I still plan to run the AP system off the grid, so am investigating solar – battery – inverter options as well as low wattage yet high volume water pumps. Also starting to look at fish species. I could go the ever faithful trout, and then as the water heats up, into the dam they go and restock, or go murray cod and silver perch. Being in the greenhouse, water temps should be perfect for them…

Just for the record, it is perfectly level, but 2mm out of square…

Greenhouse, aquaponics and storeroom/office.

Well things are really moving along here on the farm, well at least the ideas are. Winter has hit us hard with temperatures struggling to get into double digits most days. The winter vegetables are slowly doing there thing with our cauliflower and brocoli starting to head up nicely. Cabbages are also tightening up and my beloved brussel sprouts are…well, sprouting. Everything else however….

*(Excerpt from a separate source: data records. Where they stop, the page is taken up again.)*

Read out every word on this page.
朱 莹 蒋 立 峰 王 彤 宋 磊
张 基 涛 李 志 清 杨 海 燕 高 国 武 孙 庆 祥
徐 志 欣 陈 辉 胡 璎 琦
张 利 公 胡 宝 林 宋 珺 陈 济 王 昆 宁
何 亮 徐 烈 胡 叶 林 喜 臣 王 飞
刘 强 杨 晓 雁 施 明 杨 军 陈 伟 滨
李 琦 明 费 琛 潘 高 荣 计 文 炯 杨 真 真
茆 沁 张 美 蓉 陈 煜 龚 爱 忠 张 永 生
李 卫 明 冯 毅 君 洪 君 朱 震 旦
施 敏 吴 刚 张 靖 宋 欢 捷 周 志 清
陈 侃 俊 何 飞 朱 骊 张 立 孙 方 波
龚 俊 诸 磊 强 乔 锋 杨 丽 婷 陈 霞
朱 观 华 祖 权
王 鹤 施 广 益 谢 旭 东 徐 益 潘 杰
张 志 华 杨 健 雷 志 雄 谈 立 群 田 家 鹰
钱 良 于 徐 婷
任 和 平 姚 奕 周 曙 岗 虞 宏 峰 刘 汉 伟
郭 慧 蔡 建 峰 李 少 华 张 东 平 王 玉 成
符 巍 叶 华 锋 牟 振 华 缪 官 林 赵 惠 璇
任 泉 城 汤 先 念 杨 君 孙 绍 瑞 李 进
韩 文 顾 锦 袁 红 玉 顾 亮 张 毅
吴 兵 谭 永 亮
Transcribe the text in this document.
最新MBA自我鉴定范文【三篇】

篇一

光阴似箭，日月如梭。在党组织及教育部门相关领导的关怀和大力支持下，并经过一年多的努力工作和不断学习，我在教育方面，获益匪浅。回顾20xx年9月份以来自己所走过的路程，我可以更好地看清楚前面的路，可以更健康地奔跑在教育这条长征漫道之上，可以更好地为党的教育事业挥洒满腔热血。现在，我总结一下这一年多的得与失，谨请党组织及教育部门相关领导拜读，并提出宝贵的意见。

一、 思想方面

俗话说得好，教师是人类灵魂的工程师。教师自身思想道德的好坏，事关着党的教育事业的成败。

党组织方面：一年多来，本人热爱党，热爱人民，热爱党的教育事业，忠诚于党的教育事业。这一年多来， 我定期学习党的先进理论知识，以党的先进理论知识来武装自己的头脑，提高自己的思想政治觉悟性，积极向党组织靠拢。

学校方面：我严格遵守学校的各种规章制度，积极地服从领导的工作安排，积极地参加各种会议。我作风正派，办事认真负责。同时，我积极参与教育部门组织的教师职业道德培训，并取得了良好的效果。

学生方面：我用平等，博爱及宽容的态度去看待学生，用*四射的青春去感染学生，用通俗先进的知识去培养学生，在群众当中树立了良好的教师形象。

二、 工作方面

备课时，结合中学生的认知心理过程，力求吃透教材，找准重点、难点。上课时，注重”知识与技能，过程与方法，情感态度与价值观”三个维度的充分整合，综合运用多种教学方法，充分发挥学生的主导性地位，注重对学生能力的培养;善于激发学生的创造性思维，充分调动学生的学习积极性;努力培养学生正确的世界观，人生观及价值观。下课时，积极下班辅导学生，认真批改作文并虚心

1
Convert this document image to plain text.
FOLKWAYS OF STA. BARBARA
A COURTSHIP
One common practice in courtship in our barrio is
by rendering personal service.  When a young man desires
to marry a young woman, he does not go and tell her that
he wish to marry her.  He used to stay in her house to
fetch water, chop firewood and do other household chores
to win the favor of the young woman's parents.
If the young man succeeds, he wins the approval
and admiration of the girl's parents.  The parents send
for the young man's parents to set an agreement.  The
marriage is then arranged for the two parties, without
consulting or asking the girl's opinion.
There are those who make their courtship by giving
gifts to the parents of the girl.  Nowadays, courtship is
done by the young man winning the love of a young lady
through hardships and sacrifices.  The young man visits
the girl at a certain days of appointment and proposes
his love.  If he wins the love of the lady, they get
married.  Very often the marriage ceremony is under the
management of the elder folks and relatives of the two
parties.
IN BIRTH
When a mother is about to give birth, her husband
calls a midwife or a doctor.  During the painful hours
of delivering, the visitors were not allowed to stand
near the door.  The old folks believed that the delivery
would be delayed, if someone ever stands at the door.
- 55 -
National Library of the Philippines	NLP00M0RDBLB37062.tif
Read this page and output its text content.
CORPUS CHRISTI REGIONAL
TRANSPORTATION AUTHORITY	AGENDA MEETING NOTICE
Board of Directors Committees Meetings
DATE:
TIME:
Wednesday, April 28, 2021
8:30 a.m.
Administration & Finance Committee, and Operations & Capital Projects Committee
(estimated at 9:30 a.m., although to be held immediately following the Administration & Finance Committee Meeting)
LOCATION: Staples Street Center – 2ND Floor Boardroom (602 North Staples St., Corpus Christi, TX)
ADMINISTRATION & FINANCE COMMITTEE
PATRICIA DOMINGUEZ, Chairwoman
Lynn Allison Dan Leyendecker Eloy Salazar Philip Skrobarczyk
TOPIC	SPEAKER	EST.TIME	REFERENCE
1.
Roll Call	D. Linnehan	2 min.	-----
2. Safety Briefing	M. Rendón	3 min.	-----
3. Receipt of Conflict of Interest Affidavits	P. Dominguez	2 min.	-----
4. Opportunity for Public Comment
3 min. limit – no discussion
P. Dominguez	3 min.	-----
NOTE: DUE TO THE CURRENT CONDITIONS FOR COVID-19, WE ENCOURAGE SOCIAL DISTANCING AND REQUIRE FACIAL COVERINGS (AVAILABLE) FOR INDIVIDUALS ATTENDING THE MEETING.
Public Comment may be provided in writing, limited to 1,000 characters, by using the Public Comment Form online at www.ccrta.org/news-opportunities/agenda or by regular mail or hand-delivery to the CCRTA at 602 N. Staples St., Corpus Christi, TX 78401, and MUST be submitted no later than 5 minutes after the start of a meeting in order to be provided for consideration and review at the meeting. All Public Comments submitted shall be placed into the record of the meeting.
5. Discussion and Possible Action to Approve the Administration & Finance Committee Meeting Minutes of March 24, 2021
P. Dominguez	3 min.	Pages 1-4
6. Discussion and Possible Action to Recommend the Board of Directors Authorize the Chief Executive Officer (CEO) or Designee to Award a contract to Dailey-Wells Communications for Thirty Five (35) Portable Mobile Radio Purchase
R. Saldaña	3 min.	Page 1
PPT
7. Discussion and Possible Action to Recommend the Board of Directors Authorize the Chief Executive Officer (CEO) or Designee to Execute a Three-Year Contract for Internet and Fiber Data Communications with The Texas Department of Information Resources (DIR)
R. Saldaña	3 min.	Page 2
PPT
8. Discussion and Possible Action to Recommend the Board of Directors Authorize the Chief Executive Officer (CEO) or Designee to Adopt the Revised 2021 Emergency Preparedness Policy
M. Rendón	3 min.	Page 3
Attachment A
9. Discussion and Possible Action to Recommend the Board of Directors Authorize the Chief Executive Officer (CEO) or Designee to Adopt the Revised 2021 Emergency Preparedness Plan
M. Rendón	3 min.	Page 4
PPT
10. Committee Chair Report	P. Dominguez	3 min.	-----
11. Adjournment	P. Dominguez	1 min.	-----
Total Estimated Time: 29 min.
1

So off to the planning office (which really is everywhere as my head doesn’t really stop thinking…) and onto eBay. Damn that thing can be exciting! In any case, I have just purchased a 4.2 x 2.5 x 2.1 greenhouse, which will house my MK III aquaponics system made out of IBC tanks, as well as a seedling raising house. If my math is correct, I should be able to get the aquaponics system running off a battery bank and inverter with a solar panel to charge it all up during the day. With a low wattage pump, this shouldn’t be too much of a problem… Next to the greenhouse, my strawbale storeroom/office will also go up. May not get the time to finish this part this year, but hopefully the posts, beams and roof will be up by years’ end, and maybe the flooring, ready for strawbales and rendering in the summer.

Slow and steady. A little forced with limited funds, but at least I can’t rush it!